Golden Rules

Following our Golden Rules helps our school to be a happy, safe and exciting place in which children, staff, governors, parents and visitors can learn, play, work and grow together.

  • We respect ourselves by being ready to learn, trying our best, being safe, being truthful and being positive. 
  • We respect each other by sharing and being gentle.
  • We respect each other’s beliefs and feelings by being polite, honest, and talking and listening in a kind way.
  • We respect God’s world by caring for our   environment, community and the creatures that live in it.

 

Why do we have our Golden Rules?

At Culgaith CE School we believe that it is really important to have our Golden Rules so that people know how to behave well and so that they understand what is expected of them.

The Golden Rules were made by the children, staff, parents/carers and governors of our school and they are reviewed regularly.

We think it is important to sometimes tell each other when we have been good at following the Golden Rules and when we have met expectations.

We celebrate when people have exceeded our expectations, or when they have achieved something special outside school. This happens in our Celebration assemblies on Fridays.

We think our Golden Rules help us to:

  • Do our best learning and work
  • Stay safe
  • Help each other learn and play together happily
  • Learn about how to treat people
  • Get good at doing these things and making the right choices now and when we are grown ups

What happens if someone breaks our Golden Rules?

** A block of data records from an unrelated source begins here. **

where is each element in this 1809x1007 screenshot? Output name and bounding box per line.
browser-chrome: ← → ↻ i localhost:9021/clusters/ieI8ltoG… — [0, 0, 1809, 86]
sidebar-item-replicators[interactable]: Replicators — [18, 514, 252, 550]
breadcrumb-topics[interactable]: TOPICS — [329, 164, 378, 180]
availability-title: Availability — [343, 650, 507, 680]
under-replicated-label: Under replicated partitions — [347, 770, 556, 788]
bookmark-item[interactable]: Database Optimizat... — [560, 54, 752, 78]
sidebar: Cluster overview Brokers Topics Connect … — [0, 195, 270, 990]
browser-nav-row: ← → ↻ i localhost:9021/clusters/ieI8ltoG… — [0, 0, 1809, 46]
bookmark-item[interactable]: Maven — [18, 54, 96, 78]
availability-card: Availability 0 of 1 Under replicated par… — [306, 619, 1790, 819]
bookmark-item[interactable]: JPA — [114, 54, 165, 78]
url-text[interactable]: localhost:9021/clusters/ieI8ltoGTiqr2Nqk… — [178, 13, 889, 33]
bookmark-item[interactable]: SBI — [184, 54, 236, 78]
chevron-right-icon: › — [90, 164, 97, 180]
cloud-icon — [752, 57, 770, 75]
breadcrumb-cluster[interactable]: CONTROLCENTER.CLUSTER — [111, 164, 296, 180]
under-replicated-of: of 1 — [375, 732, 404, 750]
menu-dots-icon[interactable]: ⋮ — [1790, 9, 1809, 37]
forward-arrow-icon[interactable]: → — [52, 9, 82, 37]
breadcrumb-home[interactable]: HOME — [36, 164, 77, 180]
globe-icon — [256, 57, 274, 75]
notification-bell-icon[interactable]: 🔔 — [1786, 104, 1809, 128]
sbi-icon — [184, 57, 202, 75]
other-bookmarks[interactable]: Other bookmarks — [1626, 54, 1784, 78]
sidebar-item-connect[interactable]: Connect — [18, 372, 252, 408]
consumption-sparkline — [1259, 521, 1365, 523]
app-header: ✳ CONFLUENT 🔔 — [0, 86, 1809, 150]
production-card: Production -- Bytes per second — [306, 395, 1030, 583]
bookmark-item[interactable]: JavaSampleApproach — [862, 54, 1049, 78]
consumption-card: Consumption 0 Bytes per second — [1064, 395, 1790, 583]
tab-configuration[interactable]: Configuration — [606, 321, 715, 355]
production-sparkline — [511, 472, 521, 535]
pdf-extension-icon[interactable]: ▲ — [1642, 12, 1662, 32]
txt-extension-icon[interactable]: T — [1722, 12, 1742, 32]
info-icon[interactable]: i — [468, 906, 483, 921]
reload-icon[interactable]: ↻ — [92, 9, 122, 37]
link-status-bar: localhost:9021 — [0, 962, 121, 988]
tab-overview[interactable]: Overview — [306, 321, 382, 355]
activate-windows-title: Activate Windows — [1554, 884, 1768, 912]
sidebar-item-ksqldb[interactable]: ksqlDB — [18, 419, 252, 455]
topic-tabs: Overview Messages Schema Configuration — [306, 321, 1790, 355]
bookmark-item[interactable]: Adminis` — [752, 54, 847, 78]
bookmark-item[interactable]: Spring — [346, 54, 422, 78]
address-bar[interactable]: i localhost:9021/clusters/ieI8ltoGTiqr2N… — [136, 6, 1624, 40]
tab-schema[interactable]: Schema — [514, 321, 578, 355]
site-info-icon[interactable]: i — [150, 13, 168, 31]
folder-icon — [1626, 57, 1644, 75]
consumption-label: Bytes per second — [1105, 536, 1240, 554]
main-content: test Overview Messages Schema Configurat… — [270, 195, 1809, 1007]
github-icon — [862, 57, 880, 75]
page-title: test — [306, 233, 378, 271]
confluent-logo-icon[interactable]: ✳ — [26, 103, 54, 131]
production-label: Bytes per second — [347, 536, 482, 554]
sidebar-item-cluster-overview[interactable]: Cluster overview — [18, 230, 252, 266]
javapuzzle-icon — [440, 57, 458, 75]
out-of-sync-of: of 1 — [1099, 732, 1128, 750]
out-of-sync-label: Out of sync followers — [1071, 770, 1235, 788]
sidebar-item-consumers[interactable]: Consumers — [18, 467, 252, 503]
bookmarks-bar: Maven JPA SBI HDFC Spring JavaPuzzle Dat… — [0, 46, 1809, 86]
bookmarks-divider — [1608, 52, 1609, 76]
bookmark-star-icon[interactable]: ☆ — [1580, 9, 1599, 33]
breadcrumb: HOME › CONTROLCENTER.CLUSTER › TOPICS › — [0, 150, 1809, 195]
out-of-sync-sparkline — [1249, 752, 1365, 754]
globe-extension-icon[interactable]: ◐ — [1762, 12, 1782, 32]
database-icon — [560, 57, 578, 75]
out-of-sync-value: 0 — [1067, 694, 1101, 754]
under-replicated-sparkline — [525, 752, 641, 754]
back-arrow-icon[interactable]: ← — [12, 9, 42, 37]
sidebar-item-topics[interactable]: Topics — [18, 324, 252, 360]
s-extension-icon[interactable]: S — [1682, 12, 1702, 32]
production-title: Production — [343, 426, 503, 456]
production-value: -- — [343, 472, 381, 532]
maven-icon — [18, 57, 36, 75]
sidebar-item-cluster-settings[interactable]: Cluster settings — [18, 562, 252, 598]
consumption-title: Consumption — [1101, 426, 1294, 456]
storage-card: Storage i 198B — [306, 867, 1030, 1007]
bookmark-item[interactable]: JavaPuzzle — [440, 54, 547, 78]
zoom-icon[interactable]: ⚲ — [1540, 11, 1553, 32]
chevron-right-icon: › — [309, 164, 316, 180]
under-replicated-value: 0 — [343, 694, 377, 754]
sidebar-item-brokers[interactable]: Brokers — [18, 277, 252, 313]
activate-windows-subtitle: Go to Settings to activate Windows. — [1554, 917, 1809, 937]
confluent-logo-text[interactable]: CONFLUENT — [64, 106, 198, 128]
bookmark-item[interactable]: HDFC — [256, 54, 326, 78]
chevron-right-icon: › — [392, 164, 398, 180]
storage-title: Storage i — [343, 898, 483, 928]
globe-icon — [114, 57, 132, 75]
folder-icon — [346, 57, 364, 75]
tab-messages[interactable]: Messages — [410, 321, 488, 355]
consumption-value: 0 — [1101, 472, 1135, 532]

The children, staff, parents/carers and governors of our school have decided that this is what we think should happen if someone breaks a Golden Rule, if they do not meet our expectations. The consequences gradually become more serious if someone keeps breaking the rules so we would
start the first time with number one and move to number two if necessary and so on.

We have also thought about the possibility of someone doing something so serious that they put someone else or themselves in danger, or they badly damage their own, someone else’s or school property. In such a situation we would go straight to number 6 and then to number 7 if behaviour did not improve.

We have agreed that:

  • it is best if consequences are put in place on the same day that breaking the rules happens so that the following day can be a fresh start. However, this may not always be possible in which case the consequence should be put in place as soon as possible.
  • if someone persists in breaking a rule and we have to move through the consequences, one day may be too short a time for a fresh start, in which case we agreed that the beginning of a new week should be the fresh start.
  • some people may need more time at some of the earlier consequences before being moved to the next than other people, eg. people who are new to our school.
  • the Golden Rules apply when we are doing anything to do with our school eg. breakfast club, after school clubs, trips, sleepovers, school discos, school social events, fundraising events, on the school bus etc.
  • the same consequences will apply in instances of unkindness to others and bullying, whether face to face or by electronic methods (eg. phones, email).
  • we consider bullying to be a serious incident because it involves malicious or persistent unkindness to others.

What will school staff/grown-ups do if someone breaks a Golden Rule?

When we say that a person should miss some of their own time we mean that they should spend time thinking about what we expect and what they should do in future and they will need to talk to a member of staff about their thinking.

At number 5 they need to write an agreement about what happened, how people are feeling as a result, what should have happened and what they will do in future. A member of staff will help with this and both people will sign the agreement.


Consequence Steps

  1. Remind the person about the rule they have broken and show them what they should have done. Choose a person who is good at following the rule to show them, or an adult can model.
  2. Tell them they need to follow the rules, remind them they have been shown and that this will be their chance to show us they can do as we expect.  Tell them that if they break the rule again they will have to miss five minutes of their own time (their own time being playtimes or planning session).
  3. They have to miss five minutes of their own time (thinking time) and then, talk to a grown up from school.
  4. They have to miss ten minutes of their own time (thinking time) and then talk to a grown up from school.
  5. They have to miss more time, maybe even all of a play time (thinking time). After missing this time they write thoughts with a grown up and agree how to be in the future.
  6. Our teachers have to talk to the person’s grown-ups from home and decide what happens next and make an agreement which the grown ups from home, from school and the person sign.
  7. Our teachers have to ring up the grown ups from home straight away to come to school and take the person home for an agreed number of days (a fixed term exclusion). The head teacher has to tell the local authority and the exclusion is entered in the records of the person and the school.